Yargıtay Kararı 15. Ceza Dairesi 2012/1904 E. 2014/242 K. 14.01.2014 T.

YARGITAY KARARI
DAİRE : 15. Ceza Dairesi
ESAS NO : 2012/1904
KARAR NO : 2014/242
KARAR TARİHİ : 14.01.2014

MAHKEMESİ :Asliye Ceza Mahkemesi
SUÇ : Hizmet nedeniyle güveni kötüye kullanma
HÜKÜM : Mahkumiyet

Dosya incelenerek gereği düşünüldü;
Güveni kötüye kullanma suçunun oluşabilmesi için; failin bir malın zilyedi olması, malın iade edilmek veya belirli bir şekilde kullanmak üzere faile rızayla tevdi ve teslim edilmesi, failin kendisine verilen malı, veriliş gayesinin dışında, zilyedi olduğu malda malikmiş gibi satması, rehnetmesi, tüketmesi, değiştirmesi veya bozması ve benzeri şekillerde tasarrufta bulunması ya da devir olgusunu inkar etmesi şeklinde, kendisine veya başkasına yarar sağlaması gerekmektedir.

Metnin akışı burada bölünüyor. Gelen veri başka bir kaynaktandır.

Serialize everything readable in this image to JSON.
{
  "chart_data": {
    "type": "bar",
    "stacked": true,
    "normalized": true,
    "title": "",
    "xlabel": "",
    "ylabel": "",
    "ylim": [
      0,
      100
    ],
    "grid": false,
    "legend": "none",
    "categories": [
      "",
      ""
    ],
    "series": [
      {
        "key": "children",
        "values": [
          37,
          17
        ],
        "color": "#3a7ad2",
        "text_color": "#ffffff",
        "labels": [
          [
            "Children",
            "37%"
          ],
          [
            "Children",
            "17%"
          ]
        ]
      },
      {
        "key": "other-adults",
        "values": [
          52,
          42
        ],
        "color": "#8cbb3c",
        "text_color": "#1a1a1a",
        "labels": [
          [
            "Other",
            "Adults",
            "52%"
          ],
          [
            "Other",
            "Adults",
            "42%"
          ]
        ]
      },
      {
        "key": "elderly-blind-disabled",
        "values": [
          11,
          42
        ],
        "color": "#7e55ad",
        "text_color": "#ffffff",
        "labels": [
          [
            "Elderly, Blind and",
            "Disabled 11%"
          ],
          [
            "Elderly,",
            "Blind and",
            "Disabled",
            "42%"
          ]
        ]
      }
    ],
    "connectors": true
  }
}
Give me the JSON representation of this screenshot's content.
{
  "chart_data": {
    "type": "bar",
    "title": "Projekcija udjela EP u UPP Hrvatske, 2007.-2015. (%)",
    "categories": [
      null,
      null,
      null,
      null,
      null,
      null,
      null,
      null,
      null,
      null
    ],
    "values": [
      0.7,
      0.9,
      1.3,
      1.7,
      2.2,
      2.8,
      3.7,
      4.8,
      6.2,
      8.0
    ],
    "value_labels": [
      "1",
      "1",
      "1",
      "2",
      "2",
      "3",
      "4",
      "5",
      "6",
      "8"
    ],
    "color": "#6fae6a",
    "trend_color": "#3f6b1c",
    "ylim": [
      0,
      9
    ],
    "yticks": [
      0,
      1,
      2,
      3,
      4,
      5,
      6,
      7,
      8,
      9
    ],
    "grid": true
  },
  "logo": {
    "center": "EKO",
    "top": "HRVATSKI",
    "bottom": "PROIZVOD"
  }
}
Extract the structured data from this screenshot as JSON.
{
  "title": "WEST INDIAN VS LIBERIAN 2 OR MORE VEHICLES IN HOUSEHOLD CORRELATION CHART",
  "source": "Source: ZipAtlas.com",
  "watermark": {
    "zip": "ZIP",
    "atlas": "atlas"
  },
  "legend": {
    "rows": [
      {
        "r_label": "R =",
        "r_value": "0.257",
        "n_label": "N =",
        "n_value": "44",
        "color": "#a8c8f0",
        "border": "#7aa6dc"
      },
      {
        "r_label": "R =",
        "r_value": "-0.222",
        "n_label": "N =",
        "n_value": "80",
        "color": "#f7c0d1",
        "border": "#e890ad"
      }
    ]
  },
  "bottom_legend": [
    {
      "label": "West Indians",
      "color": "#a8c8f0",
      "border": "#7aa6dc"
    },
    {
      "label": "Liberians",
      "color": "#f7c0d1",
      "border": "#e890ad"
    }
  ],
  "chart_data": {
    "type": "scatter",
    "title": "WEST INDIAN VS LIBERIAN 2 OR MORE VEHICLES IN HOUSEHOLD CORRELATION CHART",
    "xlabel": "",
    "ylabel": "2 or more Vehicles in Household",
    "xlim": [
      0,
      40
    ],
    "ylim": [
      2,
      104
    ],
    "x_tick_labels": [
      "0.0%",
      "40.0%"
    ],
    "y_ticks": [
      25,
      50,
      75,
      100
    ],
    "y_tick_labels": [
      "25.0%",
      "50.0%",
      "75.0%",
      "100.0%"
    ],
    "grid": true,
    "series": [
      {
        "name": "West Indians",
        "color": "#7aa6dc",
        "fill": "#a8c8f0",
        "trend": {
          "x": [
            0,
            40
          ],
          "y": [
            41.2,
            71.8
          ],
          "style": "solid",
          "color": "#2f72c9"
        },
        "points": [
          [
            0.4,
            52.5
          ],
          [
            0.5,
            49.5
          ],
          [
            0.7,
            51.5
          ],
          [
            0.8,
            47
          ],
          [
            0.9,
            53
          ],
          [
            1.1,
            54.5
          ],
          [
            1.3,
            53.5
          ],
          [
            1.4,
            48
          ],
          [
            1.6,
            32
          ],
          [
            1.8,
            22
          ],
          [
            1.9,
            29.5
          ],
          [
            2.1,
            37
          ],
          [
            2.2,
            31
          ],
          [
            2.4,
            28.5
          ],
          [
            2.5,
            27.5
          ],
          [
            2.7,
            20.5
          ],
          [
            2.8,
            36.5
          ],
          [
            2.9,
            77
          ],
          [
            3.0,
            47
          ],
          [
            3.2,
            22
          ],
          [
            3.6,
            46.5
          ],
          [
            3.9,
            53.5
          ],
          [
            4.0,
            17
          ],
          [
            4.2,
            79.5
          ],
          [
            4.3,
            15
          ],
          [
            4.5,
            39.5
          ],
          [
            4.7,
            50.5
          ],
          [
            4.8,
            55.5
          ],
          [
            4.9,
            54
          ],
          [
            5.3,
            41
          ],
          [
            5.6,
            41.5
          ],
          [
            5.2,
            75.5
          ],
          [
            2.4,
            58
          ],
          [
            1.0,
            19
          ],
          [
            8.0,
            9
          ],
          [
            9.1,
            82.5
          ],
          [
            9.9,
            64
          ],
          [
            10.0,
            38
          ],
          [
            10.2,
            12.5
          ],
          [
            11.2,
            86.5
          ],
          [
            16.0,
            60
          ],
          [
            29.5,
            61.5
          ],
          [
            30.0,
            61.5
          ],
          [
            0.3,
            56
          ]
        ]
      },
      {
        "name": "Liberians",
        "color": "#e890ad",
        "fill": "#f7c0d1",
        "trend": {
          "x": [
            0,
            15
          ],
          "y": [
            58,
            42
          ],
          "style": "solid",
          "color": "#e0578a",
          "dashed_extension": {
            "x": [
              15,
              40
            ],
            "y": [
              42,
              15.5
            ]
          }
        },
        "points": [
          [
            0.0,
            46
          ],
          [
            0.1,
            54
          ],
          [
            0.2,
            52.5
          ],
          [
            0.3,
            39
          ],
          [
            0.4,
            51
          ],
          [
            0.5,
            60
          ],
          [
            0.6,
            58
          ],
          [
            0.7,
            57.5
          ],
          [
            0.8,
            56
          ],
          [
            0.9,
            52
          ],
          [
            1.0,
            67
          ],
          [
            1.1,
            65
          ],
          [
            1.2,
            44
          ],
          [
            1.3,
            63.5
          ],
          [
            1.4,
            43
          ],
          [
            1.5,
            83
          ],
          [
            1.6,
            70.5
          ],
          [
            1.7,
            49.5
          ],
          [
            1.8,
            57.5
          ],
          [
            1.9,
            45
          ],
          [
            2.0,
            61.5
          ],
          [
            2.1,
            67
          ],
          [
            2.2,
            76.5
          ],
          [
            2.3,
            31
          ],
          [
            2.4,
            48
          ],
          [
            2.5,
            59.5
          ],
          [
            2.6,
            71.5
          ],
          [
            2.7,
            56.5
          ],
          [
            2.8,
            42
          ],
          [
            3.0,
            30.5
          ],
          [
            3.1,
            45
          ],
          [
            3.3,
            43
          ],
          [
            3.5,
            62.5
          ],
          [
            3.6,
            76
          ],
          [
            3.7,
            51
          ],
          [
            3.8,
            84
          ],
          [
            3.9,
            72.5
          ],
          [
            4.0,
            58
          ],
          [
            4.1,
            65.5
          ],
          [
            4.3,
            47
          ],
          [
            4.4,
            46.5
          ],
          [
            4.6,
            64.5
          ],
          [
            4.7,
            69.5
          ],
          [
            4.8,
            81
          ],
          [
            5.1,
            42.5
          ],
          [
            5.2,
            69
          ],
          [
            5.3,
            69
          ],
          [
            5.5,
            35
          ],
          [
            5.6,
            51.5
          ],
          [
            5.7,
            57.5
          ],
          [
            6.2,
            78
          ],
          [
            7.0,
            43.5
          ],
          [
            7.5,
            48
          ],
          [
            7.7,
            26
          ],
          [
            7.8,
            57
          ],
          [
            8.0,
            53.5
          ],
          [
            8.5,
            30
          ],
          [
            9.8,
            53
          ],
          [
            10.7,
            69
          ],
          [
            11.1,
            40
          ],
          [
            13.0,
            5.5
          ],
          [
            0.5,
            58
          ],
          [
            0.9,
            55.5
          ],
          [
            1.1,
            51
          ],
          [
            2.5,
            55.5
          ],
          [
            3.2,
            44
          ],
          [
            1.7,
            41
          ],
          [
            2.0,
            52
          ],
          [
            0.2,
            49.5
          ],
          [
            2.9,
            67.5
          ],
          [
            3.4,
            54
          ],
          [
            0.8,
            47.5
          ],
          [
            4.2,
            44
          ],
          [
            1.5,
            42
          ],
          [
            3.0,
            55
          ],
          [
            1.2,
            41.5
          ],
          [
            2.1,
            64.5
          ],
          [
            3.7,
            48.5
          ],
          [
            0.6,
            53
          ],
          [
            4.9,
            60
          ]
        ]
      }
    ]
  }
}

Somut olayda; tekel bayii işleten sanığın, katılan şirket ile imzaladığı 22/03/2005 tarihli ariyet sözleşmesine göre, katılan şirkete ait dondurmaları satması karşılığında kendisine teslim edilen derin dondurucuyu işyerini kapattığı halde katılan şirkete iade etmediği, 2006 yılı Kasım ayında katılan şirket yetkilileri tarafından sipariş almak üzere sanığa ait adrese gidildiğinde, iş yerinin boşaltılmış olduğunun ve derin dondurucunun burada bulunmadığının tespit edildiği anlaşılmakla, sanığın eyleminin 5237 sayılı TCK’nın 155/2. maddesinde düzenlenen güveni kötüye kullanma suçunu oluşturduğuna yönelik kabulde bir isabetsizlik görülmemiştir.

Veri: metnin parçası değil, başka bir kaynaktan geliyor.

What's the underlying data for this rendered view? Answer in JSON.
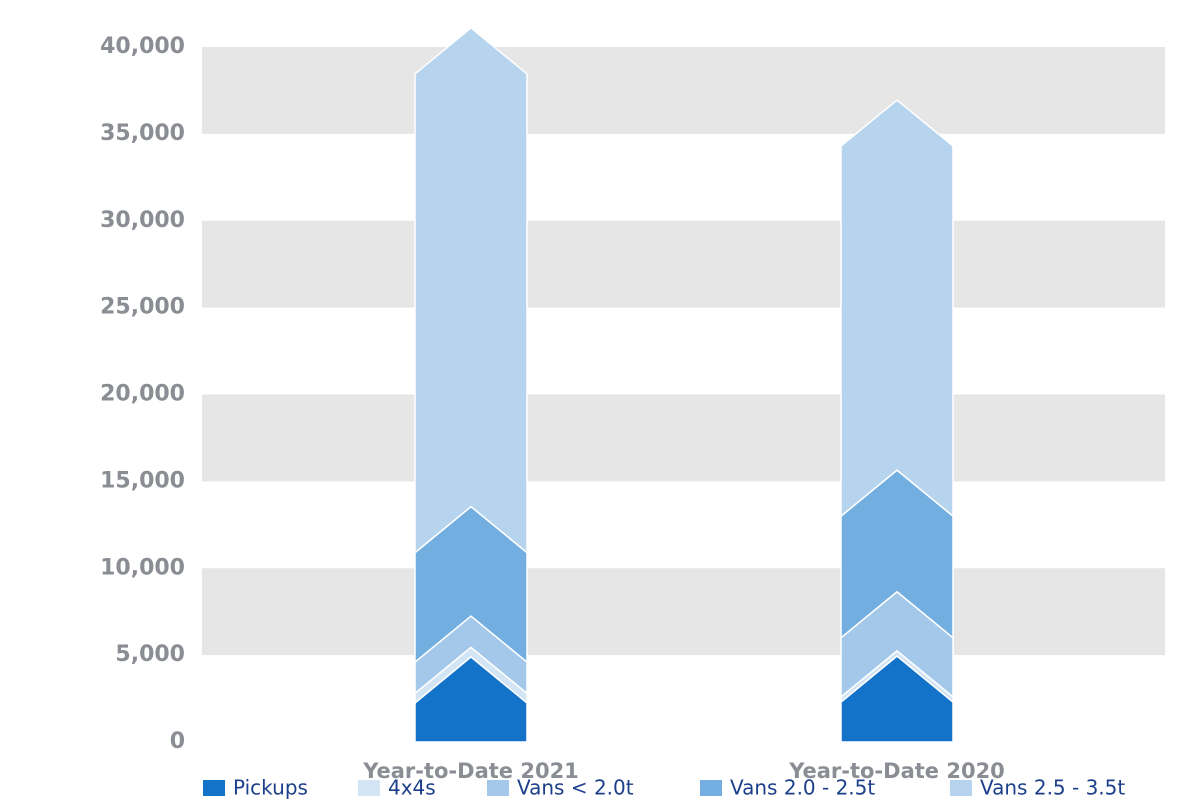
{
  "chart_data": {
    "type": "stacked-arrow-bar",
    "categories": [
      "Year-to-Date 2021",
      "Year-to-Date 2020"
    ],
    "series": [
      {
        "name": "Pickups",
        "color": "#1273c9",
        "values": [
          2250,
          2300
        ]
      },
      {
        "name": "4x4s",
        "color": "#d3e5f5",
        "values": [
          550,
          300
        ]
      },
      {
        "name": "Vans < 2.0t",
        "color": "#a3c8ea",
        "values": [
          1800,
          3400
        ]
      },
      {
        "name": "Vans 2.0 - 2.5t",
        "color": "#72aee0",
        "values": [
          6300,
          7000
        ]
      },
      {
        "name": "Vans 2.5 - 3.5t",
        "color": "#b6d4ee",
        "values": [
          27550,
          21300
        ]
      }
    ],
    "ylim": [
      0,
      40000
    ],
    "yticks": [
      0,
      {
        "value": 5000,
        "label": "5,000"
      },
      {
        "value": 10000,
        "label": "10,000"
      },
      {
        "value": 15000,
        "label": "15,000"
      },
      {
        "value": 20000,
        "label": "20,000"
      },
      {
        "value": 25000,
        "label": "25,000"
      },
      {
        "value": 30000,
        "label": "30,000"
      },
      {
        "value": 35000,
        "label": "35,000"
      },
      {
        "value": 40000,
        "label": "40,000"
      }
    ],
    "grid": "bands"
  }
}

Yapılan yargılamaya, toplanıp karar yerinde gösterilen delillere, mahkemenin kovuşturma sonuçlarına uygun olarak oluşan kanaat ve takdirine, incelenen dosya kapsamına göre sanık müdafiinin diğer temyiz itirazlarının reddine, ancak:
5237 sayılı Türk Ceza Kanunu’nda cezaların içtimaına ilişkin bir hüküm bulunmadığı ve 5275 sayılı Ceza ve Güvenlik Tedbirlerinin İnfazı Hakkında Kanun’un 99. maddesinde “hükmolunan her bir ceza diğerinden bağımsızdır, varlıklarını ayrı ayrı korurlar” hükmünü içerdiği gözetilmeden, cezaların toplanmasına karar verilmesi,
Bozmayı gerektirmiş, sanık müdafiinin temyiz itirazları bu itibarla yerinde görülmüş olduğundan hükmün bu sebepten dolayı 5320 sayılı Kanun’un 8/1. maddesi gereğince uygulanması gereken 1412 sayılı CMUK’nın 321. maddesi uyarınca BOZULMASINA, ancak yeniden duruşma yapılmasını gerektirmeyen bu hususun aynı kanunun 322. maddesi uyarınca düzeltilmesi mümkün bulunduğundan, hüküm fıkrasından, “Sanığın neticeten 6.080 TL ADLİ PARA CEZASIYLA CEZALANDIRILMASINA” ibaresinin çıkarılması suretiyle, diğer yönleri usul ve yasaya uygun bulunan hükmün DÜZELTİLEREK ONANMASINA, 14/01/2014 tarihinde oy birliğiyle karar verildi.